Link Search Menu Expand Document

Auto Scaling

Auto Scaling Basics

  • 📒 Homepage ∙ User guide ∙ FAQ ∙ Pricing at no additional charge
  • Auto Scaling Groups (ASGs) are used to control the number of instances in a service, reducing manual effort to provision or deprovision EC2 instances.
  • They can be configured through Scaling Policies to automatically increase or decrease instance counts based on metrics like CPU utilization, or based on a schedule.
  • There are three common ways of using ASGs - dynamic (automatically adjust instance count based on metrics for things like CPU utilization), static (maintain a specific instance count at all times), scheduled (maintain different instance counts at different times of day or on days of the week).
  • 💸ASGs have no additional charge themselves; you pay for underlying EC2 and CloudWatch services.

Auto Scaling Tips

  • 💸 Better matching your cluster size to your current resource requirements through use of ASGs can result in significant cost savings for many types of workloads.
  • Pairing ASGs with CLBs is a common pattern used to deal with changes in the amount of traffic a service receives.
  • Dynamic Auto Scaling is easiest to use with stateless, horizontally scalable services.
  • Even if you are not using ASGs to dynamically increase or decrease instance counts, you should seriously consider maintaining all instances inside of ASGs – given a target instance count, the ASG will work to ensure that number of instances running is equal to that target, replacing instances for you if they die or are marked as being unhealthy. This results in consistent capacity and better stability for your service.
  • Autoscalers can be configured to terminate instances that a CLB or ALB has marked as being unhealthy.

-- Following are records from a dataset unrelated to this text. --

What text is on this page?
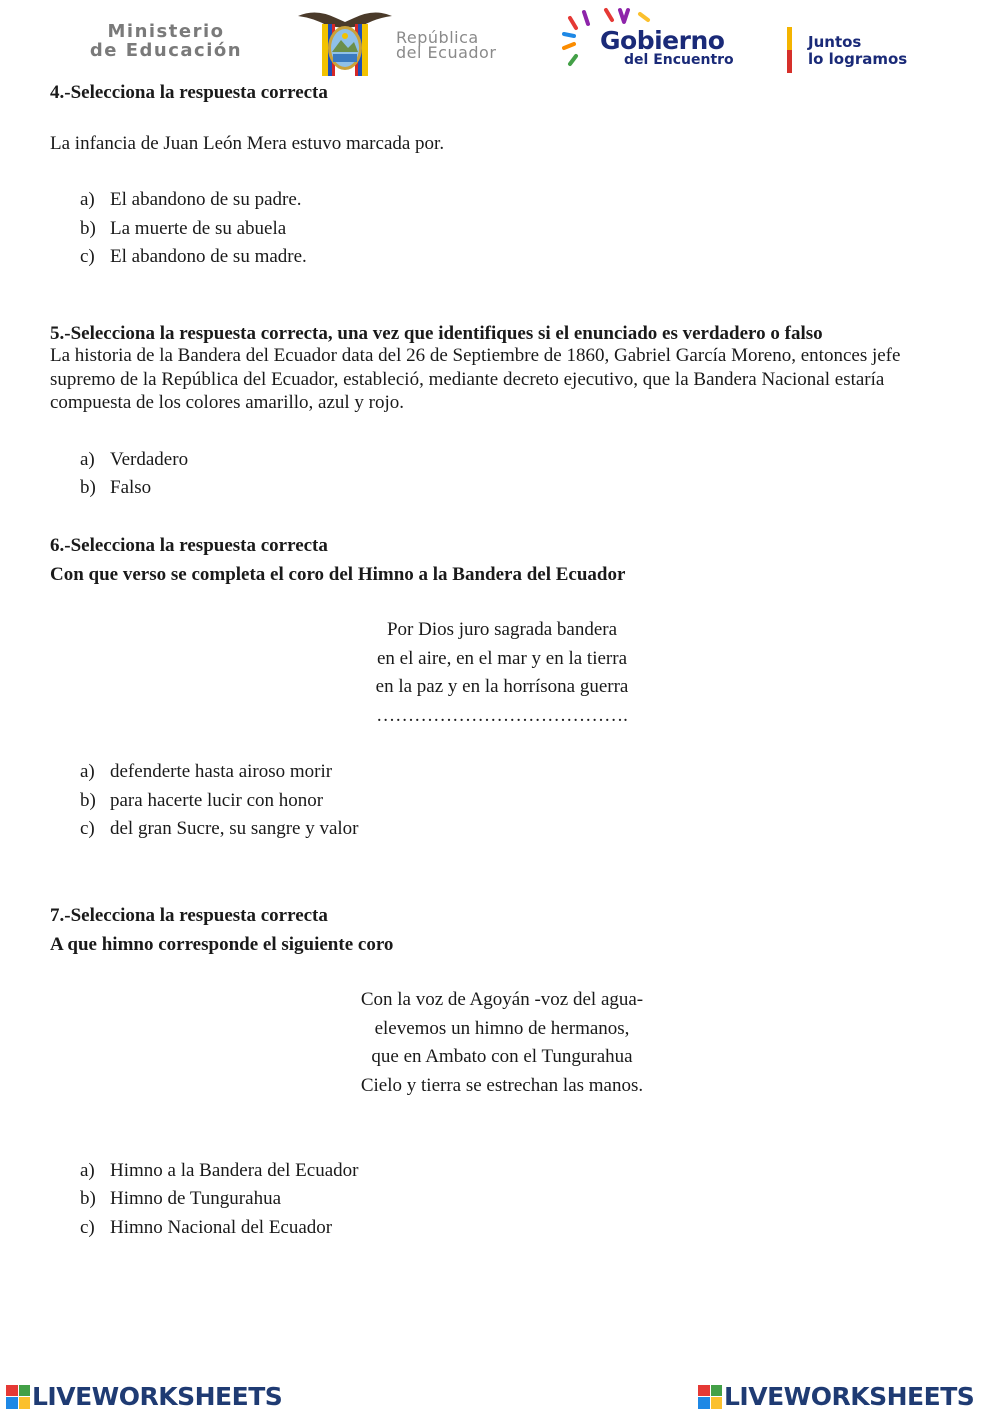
Ministerio
de Educación
República
del Ecuador	Gobierno
del Encuentro
Juntos
lo logramos
4.-Selecciona la respuesta correcta
La infancia de Juan León Mera estuvo marcada por.
a) El abandono de su padre.
b) La muerte de su abuela
c) El abandono de su madre.
5.-Selecciona la respuesta correcta, una vez que identifiques si el enunciado es verdadero o falso
La historia de la Bandera del Ecuador data del 26 de Septiembre de 1860, Gabriel García Moreno, entonces jefe supremo de la República del Ecuador, estableció, mediante decreto ejecutivo, que la Bandera Nacional estaría compuesta de los colores amarillo, azul y rojo.
a) Verdadero
b) Falso
6.-Selecciona la respuesta correcta
Con que verso se completa el coro del Himno a la Bandera del Ecuador
Por Dios juro sagrada bandera
en el aire, en el mar y en la tierra
en la paz y en la horrísona guerra
………………………………….
a) defenderte hasta airoso morir
b) para hacerte lucir con honor
c) del gran Sucre, su sangre y valor
7.-Selecciona la respuesta correcta
A que himno corresponde el siguiente coro
Con la voz de Agoyán -voz del agua-
elevemos un himno de hermanos,
que en Ambato con el Tungurahua
Cielo y tierra se estrechan las manos.
a) Himno a la Bandera del Ecuador
b) Himno de Tungurahua
c) Himno Nacional del Ecuador
LIVEWORKSHEETS	LIVEWORKSHEETS
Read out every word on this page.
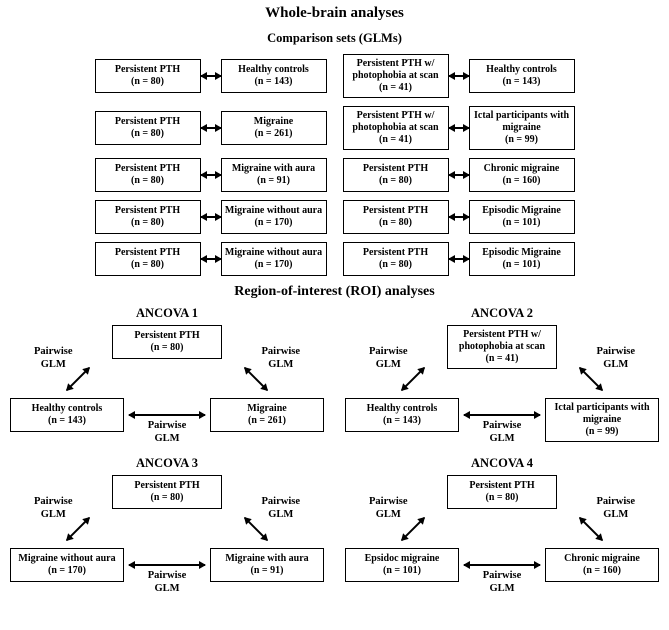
Whole-brain analyses
Comparison sets (GLMs)
Persistent PTH
(n = 80)
Healthy controls
(n = 143)
Persistent PTH w/ photophobia at scan
(n = 41)
Healthy controls
(n = 143)
Persistent PTH
(n = 80)
Migraine
(n = 261)
Persistent PTH w/ photophobia at scan
(n = 41)
Ictal participants with migraine
(n = 99)
Persistent PTH
(n = 80)
Migraine with aura
(n = 91)
Persistent PTH
(n = 80)
Chronic migraine
(n = 160)
Persistent PTH
(n = 80)
Migraine without aura
(n = 170)
Persistent PTH
(n = 80)
Episodic Migraine
(n = 101)
Persistent PTH
(n = 80)
Migraine without aura
(n = 170)
Persistent PTH
(n = 80)
Episodic Migraine
(n = 101)
Region-of-interest (ROI) analyses
ANCOVA 1
Persistent PTH
(n = 80)
Pairwise
GLM
Pairwise
GLM
Healthy controls
(n = 143)	Pairwise
GLM
Migraine
(n = 261)
ANCOVA 2
Persistent PTH w/ photophobia at scan
(n = 41)
Pairwise
GLM
Pairwise
GLM
Healthy controls
(n = 143)	Pairwise
GLM
Ictal participants with migraine
(n = 99)
ANCOVA 3
Persistent PTH
(n = 80)
Pairwise
GLM
Pairwise
GLM
Migraine without aura
(n = 170)	Pairwise
GLM
Migraine with aura
(n = 91)
ANCOVA 4
Persistent PTH
(n = 80)
Pairwise
GLM
Pairwise
GLM
Epsidoc migraine
(n = 101)	Pairwise
GLM
Chronic migraine
(n = 160)
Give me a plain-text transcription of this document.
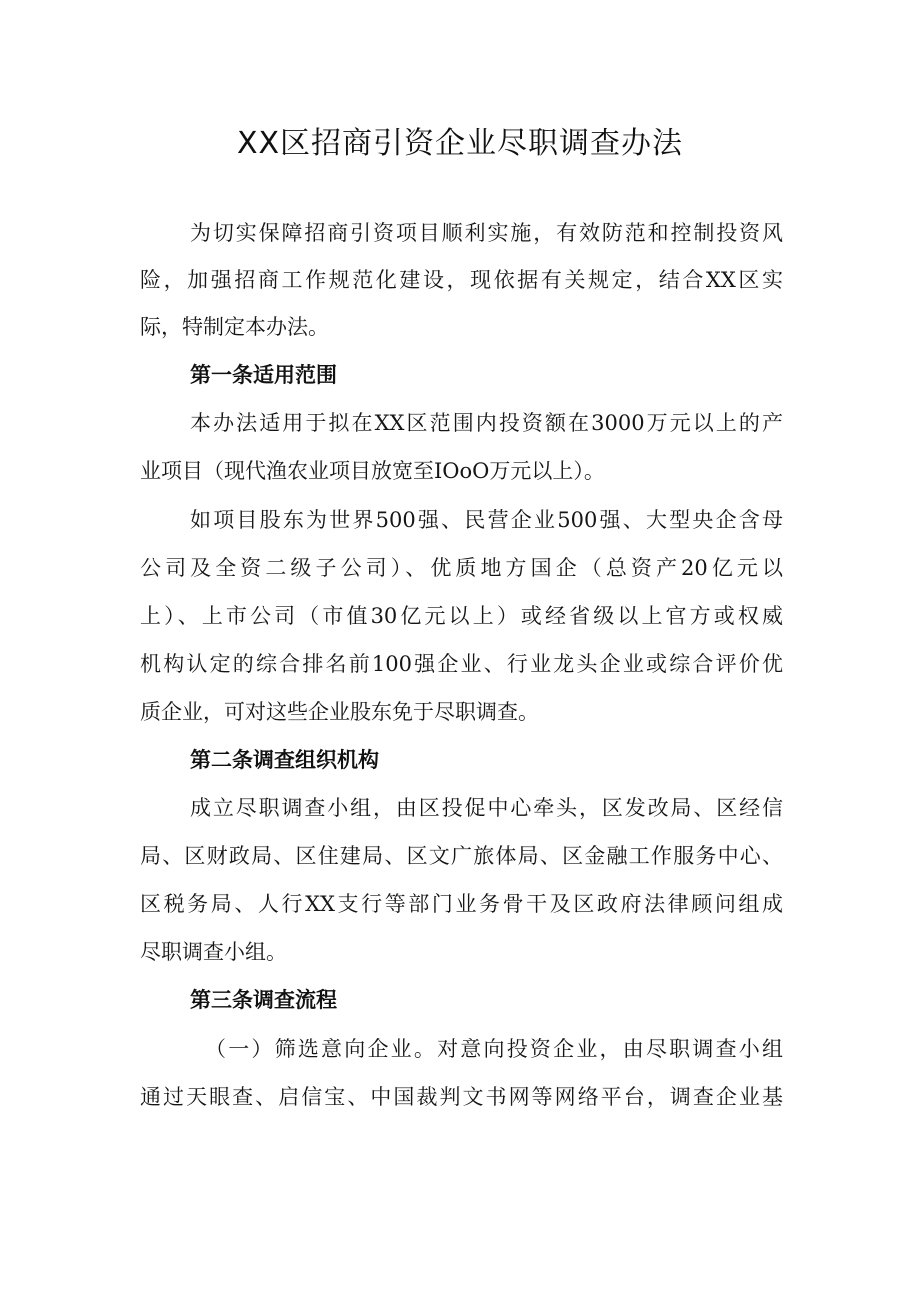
XX区招商引资企业尽职调查办法
为切实保障招商引资项目顺利实施，有效防范和控制投资风
险，加强招商工作规范化建设，现依据有关规定，结合XX区实
际，特制定本办法。
第一条适用范围
本办法适用于拟在XX区范围内投资额在3000万元以上的产
业项目（现代渔农业项目放宽至IOoO万元以上）。
如项目股东为世界500强、民营企业500强、大型央企含母
公司及全资二级子公司）、优质地方国企（总资产20亿元以
上）、上市公司（市值30亿元以上）或经省级以上官方或权威
机构认定的综合排名前100强企业、行业龙头企业或综合评价优
质企业，可对这些企业股东免于尽职调查。
第二条调查组织机构
成立尽职调查小组，由区投促中心牵头，区发改局、区经信
局、区财政局、区住建局、区文广旅体局、区金融工作服务中心、
区税务局、人行XX支行等部门业务骨干及区政府法律顾问组成
尽职调查小组。
第三条调查流程
（一）筛选意向企业。对意向投资企业，由尽职调查小组
通过天眼查、启信宝、中国裁判文书网等网络平台，调查企业基
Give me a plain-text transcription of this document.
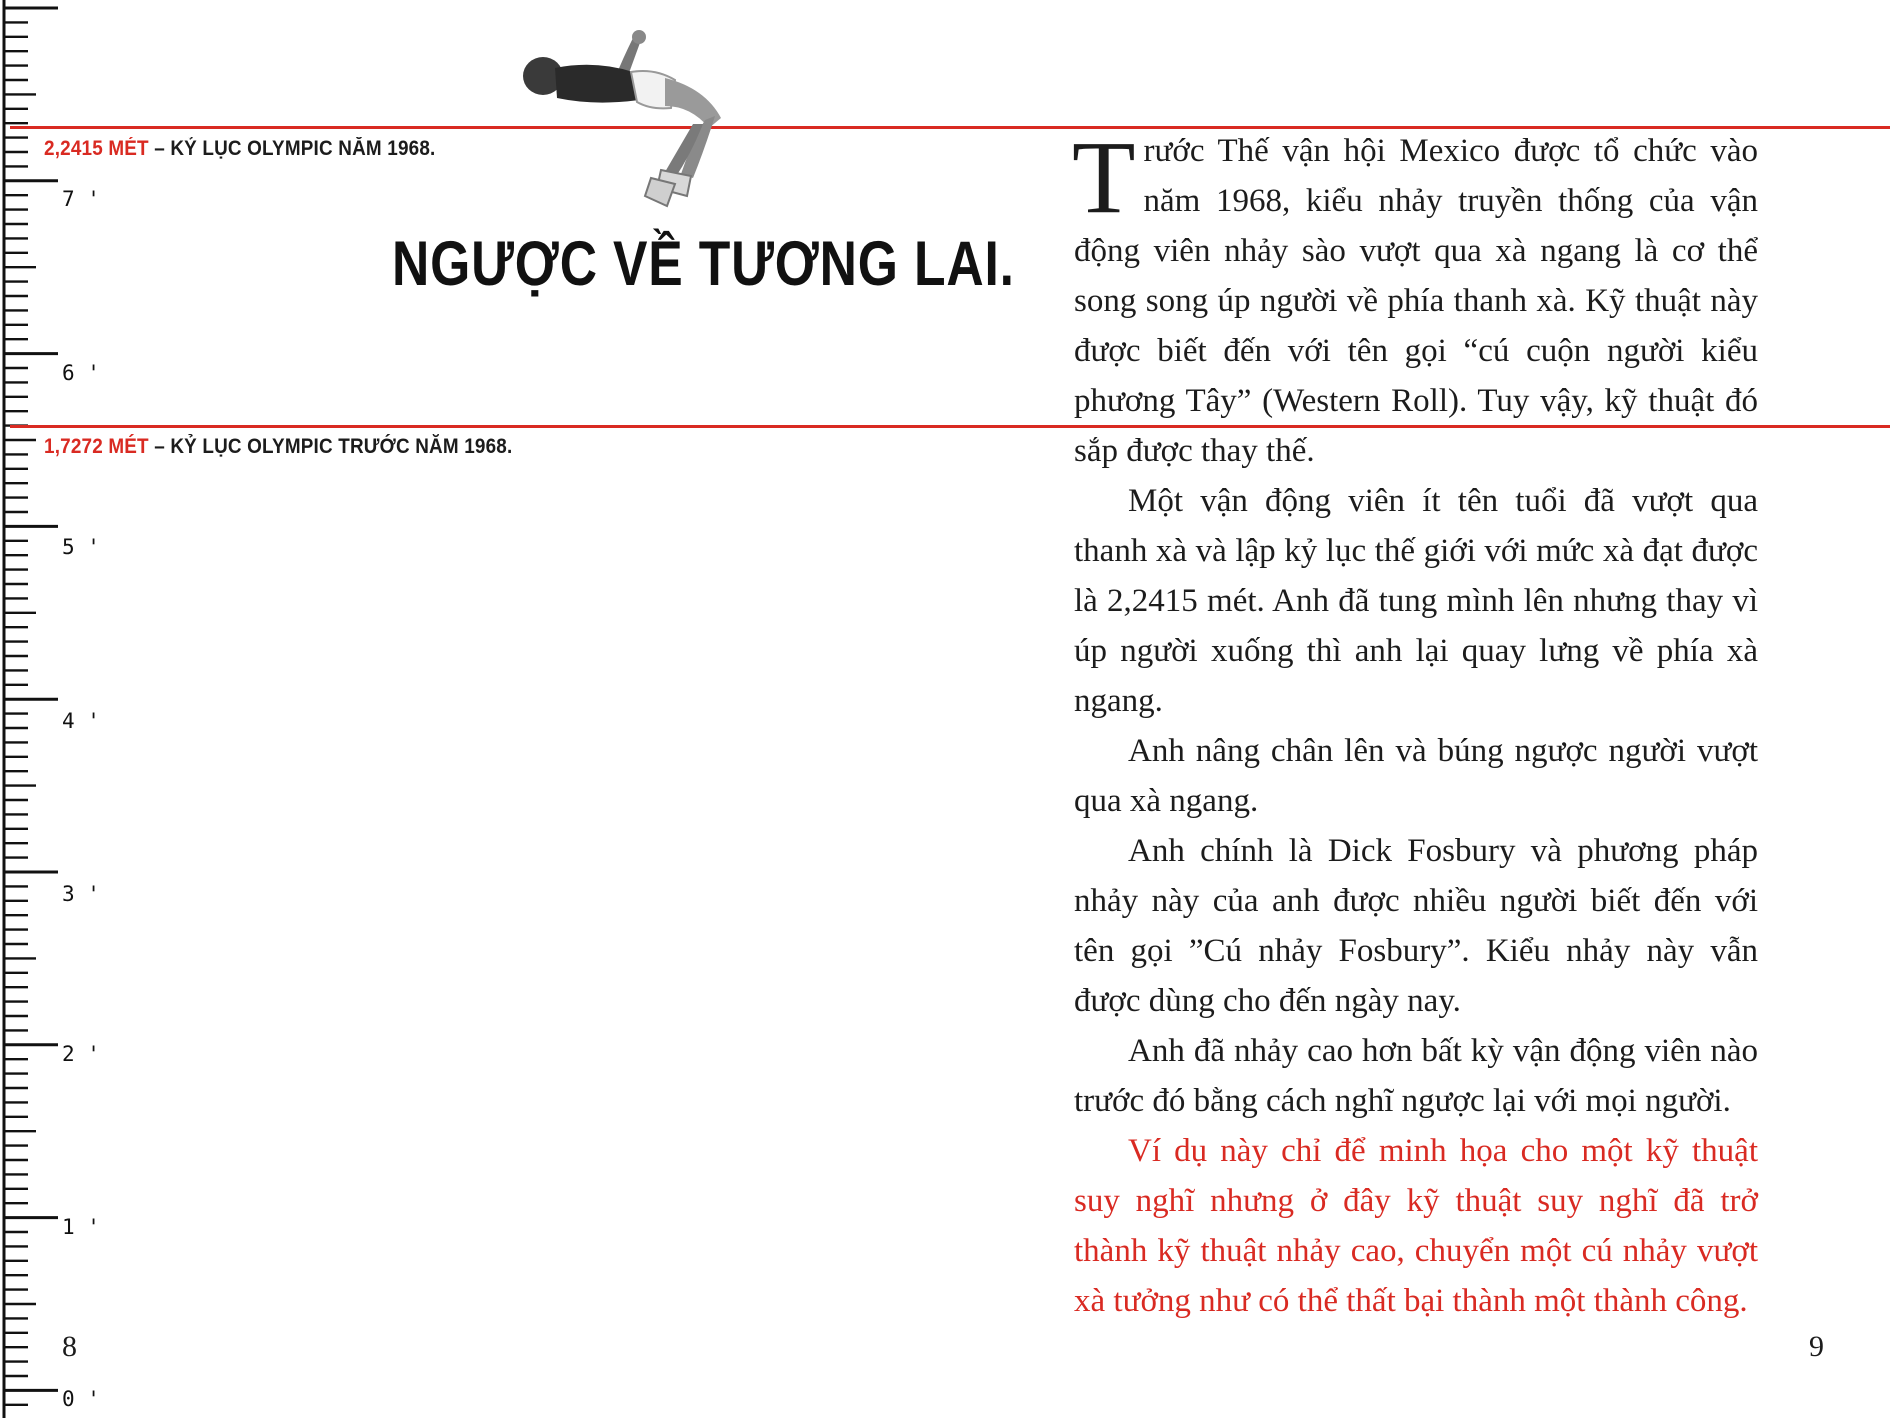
7 '
6 '
5 '
4 '
3 '
2 '
1 '
0 '
2,2415 MÉT – KỶ LỤC OLYMPIC NĂM 1968.
1,7272 MÉT – KỶ LỤC OLYMPIC TRƯỚC NĂM 1968.
NGƯỢC VỀ TƯƠNG LAI.

Trước Thế vận hội Mexico được tổ chức vào năm 1968, kiểu nhảy truyền thống của vận động viên nhảy sào vượt qua xà ngang là cơ thể song song úp người về phía thanh xà. Kỹ thuật này được biết đến với tên gọi “cú cuộn người kiểu phương Tây” (Western Roll). Tuy vậy, kỹ thuật đó sắp được thay thế.

Một vận động viên ít tên tuổi đã vượt qua thanh xà và lập kỷ lục thế giới với mức xà đạt được là 2,2415 mét. Anh đã tung mình lên nhưng thay vì úp người xuống thì anh lại quay lưng về phía xà ngang.

Anh nâng chân lên và búng ngược người vượt qua xà ngang.

Anh chính là Dick Fosbury và phương pháp nhảy này của anh được nhiều người biết đến với tên gọi ”Cú nhảy Fosbury”. Kiểu nhảy này vẫn được dùng cho đến ngày nay.

Anh đã nhảy cao hơn bất kỳ vận động viên nào trước đó bằng cách nghĩ ngược lại với mọi người.

Ví dụ này chỉ để minh họa cho một kỹ thuật suy nghĩ nhưng ở đây kỹ thuật suy nghĩ đã trở thành kỹ thuật nhảy cao, chuyển một cú nhảy vượt xà tưởng như có thể thất bại thành một thành công.

8	9
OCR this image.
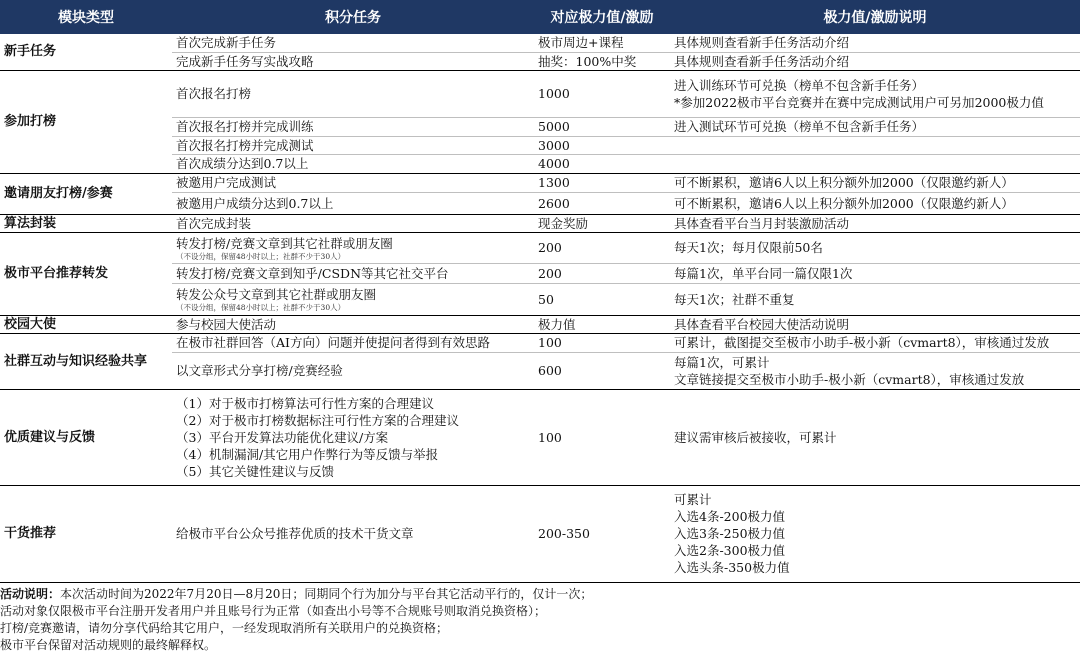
模块类型	积分任务	对应极力值/激励	极力值/激励说明
新手任务	首次完成新手任务	极市周边+课程	具体规则查看新手任务活动介绍
	完成新手任务写实战攻略	抽奖：100%中奖	具体规则查看新手任务活动介绍
参加打榜	首次报名打榜	1000	进入训练环节可兑换（榜单不包含新手任务）
*参加2022极市平台竞赛并在赛中完成测试用户可另加2000极力值

	首次报名打榜并完成训练	5000	进入测试环节可兑换（榜单不包含新手任务）
	首次报名打榜并完成测试	3000	
	首次成绩分达到0.7以上	4000	
邀请朋友打榜/参赛	被邀用户完成测试	1300	可不断累积，邀请6人以上积分额外加2000（仅限邀约新人）
	被邀用户成绩分达到0.7以上	2600	可不断累积，邀请6人以上积分额外加2000（仅限邀约新人）
算法封装	首次完成封装	现金奖励	具体查看平台当月封装激励活动
极市平台推荐转发	转发打榜/竞赛文章到其它社群或朋友圈
（不设分组，保留48小时以上；社群不少于30人）	200	每天1次；每月仅限前50名
	转发打榜/竞赛文章到知乎/CSDN等其它社交平台	200	每篇1次，单平台同一篇仅限1次

	转发公众号文章到其它社群或朋友圈
（不设分组，保留48小时以上；社群不少于30人）	50	每天1次；社群不重复
校园大使	参与校园大使活动	极力值	具体查看平台校园大使活动说明
社群互动与知识经验共享	在极市社群回答（AI方向）问题并使提问者得到有效思路	100	可累计，截图提交至极市小助手-极小新（cvmart8），审核通过发放
	以文章形式分享打榜/竞赛经验	600	每篇1次，可累计
文章链接提交至极市小助手-极小新（cvmart8），审核通过发放

优质建议与反馈	（1）对于极市打榜算法可行性方案的合理建议
（2）对于极市打榜数据标注可行性方案的合理建议
（3）平台开发算法功能优化建议/方案
（4）机制漏洞/其它用户作弊行为等反馈与举报
（5）其它关键性建议与反馈	100	建议需审核后被接收，可累计
干货推荐	给极市平台公众号推荐优质的技术干货文章	200-350	可累计
入选4条-200极力值
入选3条-250极力值
入选2条-300极力值
入选头条-350极力值
活动说明：本次活动时间为2022年7月20日—8月20日；同期同个行为加分与平台其它活动平行的，仅计一次；
活动对象仅限极市平台注册开发者用户并且账号行为正常（如查出小号等不合规账号则取消兑换资格）；
打榜/竞赛邀请，请勿分享代码给其它用户，一经发现取消所有关联用户的兑换资格；
极市平台保留对活动规则的最终解释权。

Auto Scaling Gotchas and Limitations

  • 🔸ReplaceUnhealthy setting: By default, ASGs will kill instances that the EC2 instance manager considers to be unresponsive. It is possible for instances whose CPU is completely saturated for minutes at a time to appear to be unresponsive, causing an ASG with the default ReplaceUnhealthy setting turned on to replace them. When instances that are managed by ASGs are expected to consistently run with very high CPU, consider deactivating this setting. If you do so, however, detecting and killing unhealthy nodes will become your responsibility.